Nevada Pot Policy a Bust
Randall G. Shelden
A just-released study by the Justice Policy Institute (JPI) in Washington, DC concluded that our policies toward marijuana have not succeeded in a decline in overall use. The study (Efficacy and Impact: The Criminal Justice Response to Marijuana Policy in the United States) highlights the impact of policies in terms of monetary costs and the impact on the use of marijuana and other drugs. The findings should come as no surprise for those of use who follow this issue closely. However, some specific findings are revealing and particularly relevant to Nevada, as the study covers some specific states.
National figures show that the federal government is spending about 300 times what we spent 35 years ago on the drug war, rising from $65 million in 1969 to $19 billion in 2003. The report focuses more specifically on matching spending with marijuana use between 1988 and 2003. The data reveal that while expenditures on drug control increased by 307%, marijuana use remained about the same, and in fact showed some increases among youth (according to the annual Monitoring the Future Survey). During the same period, arrests for other illegal drugs like heroin and cocaine fell.
In other words, the policy has shifted to pot smokers. In fact, in 7 out of 10 states, more than half of all drug arrests were for marijuana and in almost 3 of 10 states pot arrests constitute more than 60%. Not surprisingly, there are an estimated 27,900 people in prison for pot alone and another 4,600 in jail for pot.
The costs of this policy are staggering. A Harvard economist estimated that total criminal justice responses (police, courts, corrections) came to around $5.1 billion per year for arresting pot smokers.
Looking at the state of Nevada, the costs for marijuana busts came to about $42 million in 2003. This was for arresting 4,620 people (an arrest rate of 210 per 100,000); in 2003, marijuana arrests accounted for 48% of all arrests in Nevada). The National Survey on Drug Abuse and Health estimated that about 313,000 Nevadans used pot during the past 30 days, which comes to a rate of 6,065 per 100,000. In contrast, in New Mexico, the arrest rate was only 132 and the use rate was 5,909. Utah’s arrest rate for pot stood at 173, with a use rate of 3,104. Colorado’s pot arrest rate was the same as Nevada (210) and their use rate was slightly higher at 6,883. California’s arrest rate for pot was 171 and the use rate stood at 5,217. In general, the detailed study of ten states revealed a clear pattern: the higher the arrest rate, the higher the use rate.

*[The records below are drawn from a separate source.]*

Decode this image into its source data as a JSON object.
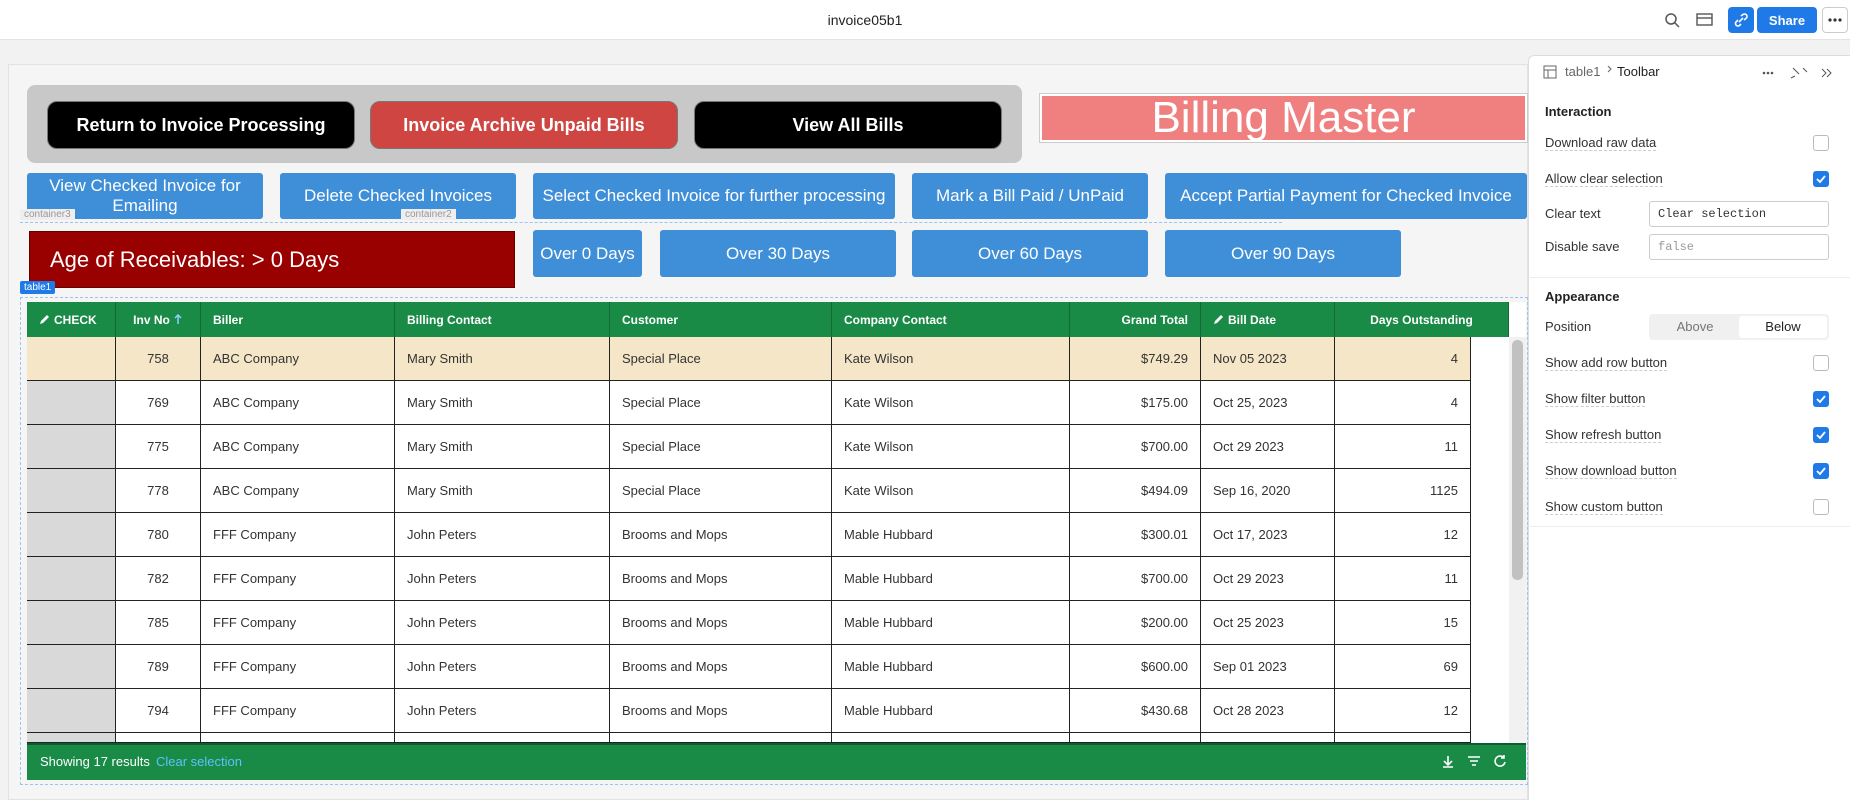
{
  "top_bar": {
    "title": "invoice05b1",
    "share": "Share"
  },
  "nav_buttons": [
    {
      "label": "Return to Invoice Processing",
      "color": "#000000"
    },
    {
      "label": "Invoice Archive Unpaid Bills",
      "color": "#cf4541"
    },
    {
      "label": "View All Bills",
      "color": "#000000"
    }
  ],
  "banner": "Billing Master",
  "action_buttons": [
    "View Checked Invoice for Emailing",
    "Delete Checked Invoices",
    "Select Checked Invoice for further processing",
    "Mark a Bill Paid / UnPaid",
    "Accept Partial Payment for Checked Invoice"
  ],
  "age_label": "Age of Receivables: > 0 Days",
  "age_buttons": [
    "Over 0 Days",
    "Over 30 Days",
    "Over 60 Days",
    "Over 90 Days"
  ],
  "component_labels": {
    "container3": "container3",
    "container2": "container2",
    "table": "table1"
  },
  "table": {
    "columns": [
      {
        "label": "CHECK",
        "editable": true
      },
      {
        "label": "Inv No",
        "sorted": true
      },
      {
        "label": "Biller"
      },
      {
        "label": "Billing Contact"
      },
      {
        "label": "Customer"
      },
      {
        "label": "Company Contact"
      },
      {
        "label": "Grand Total"
      },
      {
        "label": "Bill Date",
        "editable": true
      },
      {
        "label": "Days Outstanding"
      }
    ],
    "rows": [
      [
        "758",
        "ABC Company",
        "Mary Smith",
        "Special Place",
        "Kate Wilson",
        "$749.29",
        "Nov 05 2023",
        "4"
      ],
      [
        "769",
        "ABC Company",
        "Mary Smith",
        "Special Place",
        "Kate Wilson",
        "$175.00",
        "Oct 25, 2023",
        "4"
      ],
      [
        "775",
        "ABC Company",
        "Mary Smith",
        "Special Place",
        "Kate Wilson",
        "$700.00",
        "Oct 29 2023",
        "11"
      ],
      [
        "778",
        "ABC Company",
        "Mary Smith",
        "Special Place",
        "Kate Wilson",
        "$494.09",
        "Sep 16, 2020",
        "1125"
      ],
      [
        "780",
        "FFF Company",
        "John Peters",
        "Brooms and Mops",
        "Mable Hubbard",
        "$300.01",
        "Oct 17, 2023",
        "12"
      ],
      [
        "782",
        "FFF Company",
        "John Peters",
        "Brooms and Mops",
        "Mable Hubbard",
        "$700.00",
        "Oct 29 2023",
        "11"
      ],
      [
        "785",
        "FFF Company",
        "John Peters",
        "Brooms and Mops",
        "Mable Hubbard",
        "$200.00",
        "Oct 25 2023",
        "15"
      ],
      [
        "789",
        "FFF Company",
        "John Peters",
        "Brooms and Mops",
        "Mable Hubbard",
        "$600.00",
        "Sep 01 2023",
        "69"
      ],
      [
        "794",
        "FFF Company",
        "John Peters",
        "Brooms and Mops",
        "Mable Hubbard",
        "$430.68",
        "Oct 28 2023",
        "12"
      ]
    ],
    "footer": {
      "results": "Showing 17 results",
      "clear": "Clear selection"
    }
  },
  "panel": {
    "breadcrumb": [
      "table1",
      "Toolbar"
    ],
    "interaction": {
      "title": "Interaction",
      "checks": [
        {
          "label": "Download raw data",
          "checked": false
        },
        {
          "label": "Allow clear selection",
          "checked": true
        }
      ],
      "inputs": [
        {
          "label": "Clear text",
          "value": "Clear selection"
        },
        {
          "label": "Disable save",
          "value": "false"
        }
      ]
    },
    "appearance": {
      "title": "Appearance",
      "position": {
        "label": "Position",
        "options": [
          "Above",
          "Below"
        ],
        "selected": 1
      },
      "checks": [
        {
          "label": "Show add row button",
          "checked": false
        },
        {
          "label": "Show filter button",
          "checked": true
        },
        {
          "label": "Show refresh button",
          "checked": true
        },
        {
          "label": "Show download button",
          "checked": true
        },
        {
          "label": "Show custom button",
          "checked": false
        }
      ]
    }
  }
}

What many fail to understand are what researchers are calling the "collateral damages" of our drug control policies. Among these damages are the loss of jobs, barriers to finding both jobs and housing upon release from prison (one study found that among those between the ages of 16 and 24, the time spent in jail "reduced work time over the next decade by 25-30 percent when compared with arrested youth who were not incarcerated"), the loss of the vote (about 13 million former prisoners cannot vote), the denial of public assistance and food stamps, denial of public housing, suspension of drivers’ licenses, the ability to take care of their families, the impact on children (nationally, there are more than 2 million children with a parent in prison and at least 6 million with a parent somewhere in the criminal justice system on any given day).
Over the past several years I have written at length about the drug war, pointing to the futility of addressing what is essentially a public health problem via the criminal justice system. Literally thousands of research reports have been produced during the past 30 years showing the failure of this policy to curb drug use and documenting the "collateral damages." Those in the position to change these policies are fully aware of these reports. Yet the policies continue. It is as if they don’t care what the research shows. I have often concluded that they ignore the research because the drug war is "successful" in that it has targeted the poor in general and racial minorities in particular and, in effect, disposed of them in jails and prisons, while the huge "crime control industry" grows and grows, with many benefits in terms of corporate profits and well-paying careers.